PAC ANGEL 19-4 brings medical, engineering aid to PNG
Lae, Morobe Province: U.S. Pacific Air Forces are gearing up for a grand closure to the Pacific Angel 19-4 medical and engineering exercises in Lae Morobe Province. The military team from the U.S. kicked off its fourth and final Pacific Angel (PAC ANGEL) exercise of the year on September 9, 2019.
U.S. Air Force Lt. Col. Ryan Evans, Pacific Angel 19-4 mission commander, and Papua New Guinea Defense Force Lt. Col. Bruno Malau, XX Battalion commander, have been at the forefront of discussions on PAC ANGEL 19-4 civic action project plans at Igam Base in Lae, throughout the course of this month.
Since its inception in 2007, PAC ANGEL has evolved to an annual joint and combined humanitarian operation that provides general health and engineering assistance to nations in the Pacific region. This is the second PAC ANGEL engagement to take place in PNG.
“What we’re doing specifically is refurbishing several school sites here in Lae and also running a health services outreach at one of the school sites,” said Lt. Col. Ryan Evans, PAC ANGEL 19-4 mission commander. “Another important part of PAC ANGEL is we’re conducting subject-matter expert exchanges. We put some of our brightest professionals from various specialties together so they can talk and share and learn.”

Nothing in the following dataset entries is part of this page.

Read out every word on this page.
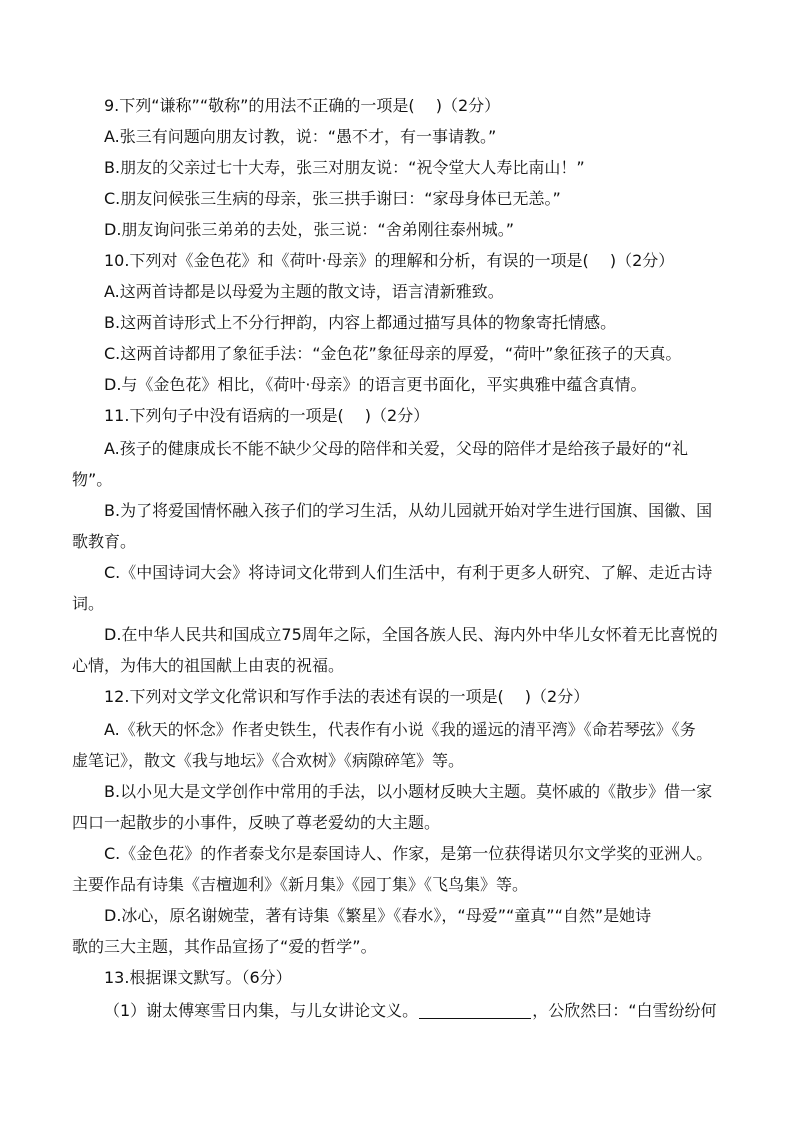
9.下列“谦称”“敬称”的用法不正确的一项是(　 )（2分）
A.张三有问题向朋友讨教，说：“愚不才，有一事请教。”
B.朋友的父亲过七十大寿，张三对朋友说：“祝令堂大人寿比南山！”
C.朋友问候张三生病的母亲，张三拱手谢曰：“家母身体已无恙。”
D.朋友询问张三弟弟的去处，张三说：“舍弟刚往泰州城。”
10.下列对《金色花》和《荷叶·母亲》的理解和分析，有误的一项是(　 )（2分）
A.这两首诗都是以母爱为主题的散文诗，语言清新雅致。
B.这两首诗形式上不分行押韵，内容上都通过描写具体的物象寄托情感。
C.这两首诗都用了象征手法：“金色花”象征母亲的厚爱，“荷叶”象征孩子的天真。
D.与《金色花》相比，《荷叶·母亲》的语言更书面化，平实典雅中蕴含真情。
11.下列句子中没有语病的一项是(　 )（2分）
A.孩子的健康成长不能不缺少父母的陪伴和关爱，父母的陪伴才是给孩子最好的“礼
物”。
B.为了将爱国情怀融入孩子们的学习生活，从幼儿园就开始对学生进行国旗、国徽、国
歌教育。
C.《中国诗词大会》将诗词文化带到人们生活中，有利于更多人研究、了解、走近古诗
词。
D.在中华人民共和国成立75周年之际，全国各族人民、海内外中华儿女怀着无比喜悦的
心情，为伟大的祖国献上由衷的祝福。
12.下列对文学文化常识和写作手法的表述有误的一项是(　 )（2分）
A.《秋天的怀念》作者史铁生，代表作有小说《我的遥远的清平湾》《命若琴弦》《务
虚笔记》，散文《我与地坛》《合欢树》《病隙碎笔》等。
B.以小见大是文学创作中常用的手法，以小题材反映大主题。莫怀戚的《散步》借一家
四口一起散步的小事件，反映了尊老爱幼的大主题。
C.《金色花》的作者泰戈尔是泰国诗人、作家，是第一位获得诺贝尔文学奖的亚洲人。
主要作品有诗集《吉檀迦利》《新月集》《园丁集》《飞鸟集》等。
D.冰心，原名谢婉莹，著有诗集《繁星》《春水》，“母爱”“童真”“自然”是她诗
歌的三大主题，其作品宣扬了“爱的哲学”。
13.根据课文默写。（6分）
（1）谢太傅寒雪日内集，与儿女讲论文义。	，公欣然曰：“白雪纷纷何
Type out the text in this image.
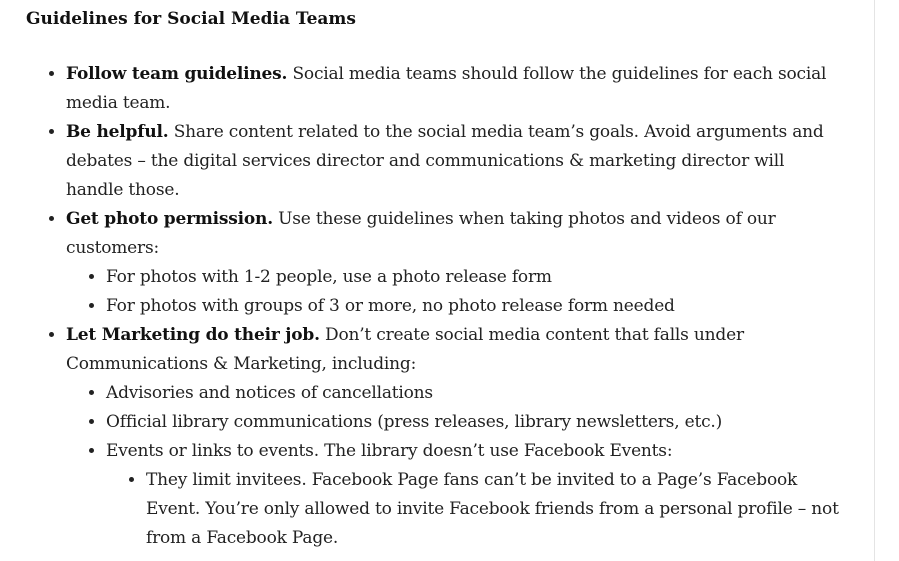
Guidelines for Social Media Teams
• Follow team guidelines. Social media teams should follow the guidelines for each social media team.
• Be helpful. Share content related to the social media team’s goals. Avoid arguments and debates – the digital services director and communications & marketing director will handle those.
• Get photo permission. Use these guidelines when taking photos and videos of our customers:
• For photos with 1-2 people, use a photo release form
• For photos with groups of 3 or more, no photo release form needed
• Let Marketing do their job. Don’t create social media content that falls under Communications & Marketing, including:
• Advisories and notices of cancellations
• Official library communications (press releases, library newsletters, etc.)
• Events or links to events. The library doesn’t use Facebook Events:
• They limit invitees. Facebook Page fans can’t be invited to a Page’s Facebook Event. You’re only allowed to invite Facebook friends from a personal profile – not from a Facebook Page.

More than 80 military members from the U.S. Air Force, Army, Navy and Marines, the Royal Australian Air Force (RAAF) and the Republic of Fiji Military Forces, along with the Papua New Guinea Defense Force and the Red Cross in the local area are part of the effort.
The health services outreach initiative for PAC ANGEL 19-4 includes the staging of five clinics: primary care, optometry, physical therapy, pharmacy and dental. The engineering component includes civic action projects at several schools where a team of more than 25 engineers renovated classrooms, restored water catchment systems used to filter drinking water, and repair bathroom facilities.
After 12 years and more than 30 iterations, PAC ANGEL engagements have directly impacted tens of thousands of people throughout the Pacific and gives participating countries the opportunity to build relationships and strengthen capabilities.
“PAC ANGEL prepares us for the types of responses we might need to have in the event of a humanitarian disaster,” said RAAF Flt. Lt. Emma Dingle. “Getting to know each other and how our respective militaries function and how we can best work together means that we can provide a smoother response in the event that something goes wrong that we’re not expecting.”
PAC ANGEL 19-4 is scheduled to conclude this Saturday, September 14, with a closing ceremony at Bowali Primary school in Lae, Morobe Province.